Collins’s time bomb says that from 2019 the Labour Party should accept affiliation fees from unions only in proportion to the number of members for whom those unions have sent details to the Labour Party as have ticked a box saying that they want part of their political levy to go to Labour.
Probably that will reduce the union-affiliation numbers considerably below the current 2.7 million. Collins expects so. He and others clearly want that, so that after 2019 they can reduce the unions’ voting power within the party. That is what it is all about.
The requirement for members to tick a box – i.e., that all who fail or forget to express a choice should be counted as “opting out”, rather than those who want to “opt out” of the union’s collective decision to affiliate having to say so – is presented as democratic.
But what would we think, in unions, if members had to tick a box to say they want to vote in union elections, and only got a ballot paper if they had previously ticked a box?
Or if members had to tick a box to say that they, individually, wanted to support the union’s political campaigns on the NHS or the Living Wage, and political fund money could be spent on those campaigns only if it could be attributed to individuals who had ticked a box?
Or if members had to tick a box to say that they, individually, wanted to take part in union ballots on strikes, and could be balloted and strike only if they had previously ticked that box?
Box-tickers will pay no extra in union dues. But the incentive to tick the box will be small even for solid Labour supporters. The only gain of substance for the individual from ticking the box is that she or he will not lose their current right to vote in Labour leadership elections. But the next Labour leadership poll could be ten years away.
And if no candidate can stand for Labour leader unless nominated by 20% of Labour MPs – which Collins is also reported to propose – then the leadership poll is likely to be small contest anyway. The sweetener of removing the MPs’ overweighted votes in leadership polls is a small thing by comparison.
It is not yet clear when the substantive rule changes will be put. The best information as of now is that on 1 March rule changes will be put only on primaries and on leadership elections, not on affiliation procedures. So a later rule change will be necessary on affiliation procedures.
Even if Collins wins on 1 March, unions and CLPs should oppose that rule change when it comes forward. We should combat any resurgence of the mood of defeatism which prevailed in July 2013 – “the Labour-union link is going to be broken, there’s no way of stopping it, it’s really not even worth campaigning on the issue”.
Collins’s complicated proposals, which will create great administrative difficulties and damage to Labour finances, are designed only to create a lever for reducing the union vote in the Labour Party. Talk of the proposals increasing the involvement of individual trade unionists is hypocritical. The proposals will allow some individual trade unionists to keep the right they have now, of voting for Labour leader; remove that right from others; and remove from all trade unionists the right to have their basic representative organisations, the unions, exercising control in a party which claims to be “Labour”.
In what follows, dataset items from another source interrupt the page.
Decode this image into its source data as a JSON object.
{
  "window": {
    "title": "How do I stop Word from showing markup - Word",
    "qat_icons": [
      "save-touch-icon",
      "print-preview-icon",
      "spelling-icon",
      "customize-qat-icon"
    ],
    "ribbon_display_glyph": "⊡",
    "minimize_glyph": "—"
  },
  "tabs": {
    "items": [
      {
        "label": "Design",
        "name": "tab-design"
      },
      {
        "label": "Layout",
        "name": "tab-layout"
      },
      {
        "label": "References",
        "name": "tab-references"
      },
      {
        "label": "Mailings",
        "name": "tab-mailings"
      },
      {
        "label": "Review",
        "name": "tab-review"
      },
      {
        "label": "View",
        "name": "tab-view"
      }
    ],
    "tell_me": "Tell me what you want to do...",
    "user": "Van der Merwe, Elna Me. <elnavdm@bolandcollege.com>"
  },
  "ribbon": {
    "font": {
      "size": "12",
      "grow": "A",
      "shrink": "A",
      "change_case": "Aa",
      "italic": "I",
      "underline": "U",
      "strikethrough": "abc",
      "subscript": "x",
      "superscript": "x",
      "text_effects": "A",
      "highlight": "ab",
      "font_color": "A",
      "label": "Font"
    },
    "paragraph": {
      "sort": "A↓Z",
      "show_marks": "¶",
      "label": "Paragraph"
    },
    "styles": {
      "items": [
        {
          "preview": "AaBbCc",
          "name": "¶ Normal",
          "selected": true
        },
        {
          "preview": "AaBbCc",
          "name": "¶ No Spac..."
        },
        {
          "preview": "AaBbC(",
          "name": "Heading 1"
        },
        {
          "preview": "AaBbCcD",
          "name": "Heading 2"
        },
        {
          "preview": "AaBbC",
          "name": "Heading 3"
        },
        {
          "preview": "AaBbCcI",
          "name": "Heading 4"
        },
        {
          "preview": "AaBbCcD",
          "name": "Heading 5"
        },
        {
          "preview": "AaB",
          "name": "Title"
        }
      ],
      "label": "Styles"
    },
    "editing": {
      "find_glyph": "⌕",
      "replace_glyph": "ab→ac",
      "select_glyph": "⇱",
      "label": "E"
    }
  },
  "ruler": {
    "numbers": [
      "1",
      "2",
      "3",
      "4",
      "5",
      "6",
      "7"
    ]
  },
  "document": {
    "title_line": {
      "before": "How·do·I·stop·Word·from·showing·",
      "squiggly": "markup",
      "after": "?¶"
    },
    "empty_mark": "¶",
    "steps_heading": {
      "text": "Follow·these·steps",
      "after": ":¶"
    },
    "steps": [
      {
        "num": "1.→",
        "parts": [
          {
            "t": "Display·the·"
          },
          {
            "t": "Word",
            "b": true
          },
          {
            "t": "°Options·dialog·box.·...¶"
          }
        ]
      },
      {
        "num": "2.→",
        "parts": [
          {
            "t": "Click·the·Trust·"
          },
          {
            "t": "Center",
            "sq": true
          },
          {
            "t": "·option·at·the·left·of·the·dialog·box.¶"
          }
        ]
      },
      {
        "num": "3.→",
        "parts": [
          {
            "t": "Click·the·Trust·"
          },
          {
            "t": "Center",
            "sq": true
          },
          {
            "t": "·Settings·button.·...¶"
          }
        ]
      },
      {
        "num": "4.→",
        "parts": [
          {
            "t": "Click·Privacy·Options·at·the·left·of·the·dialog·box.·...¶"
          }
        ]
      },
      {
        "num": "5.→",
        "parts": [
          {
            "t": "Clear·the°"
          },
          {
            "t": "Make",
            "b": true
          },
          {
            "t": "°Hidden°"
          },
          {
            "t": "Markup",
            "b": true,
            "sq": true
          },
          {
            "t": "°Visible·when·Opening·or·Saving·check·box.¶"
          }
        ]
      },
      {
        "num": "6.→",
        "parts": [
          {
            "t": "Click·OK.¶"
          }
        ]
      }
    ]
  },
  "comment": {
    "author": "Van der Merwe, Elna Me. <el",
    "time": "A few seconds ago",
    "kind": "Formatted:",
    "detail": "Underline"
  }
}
The unions do not always vote left-wing. Far from it: in long tracts of Labour’s history, the union block vote was a prop for the old Labour right wing. But the union vote in the Labour Party institutionalises openings, in times of working-class political ferment, for workers to use their basic organisations to sway Labour, through a range of channels from Labour annual conference to trade-union delegacies to local Labour Parties.
That is why the new Labour right wing wants to curtail the union vote. That is why we should oppose the Collins report; and, if it is passed, fight each inch of way over the next five years to stop its time-bomb being exploded.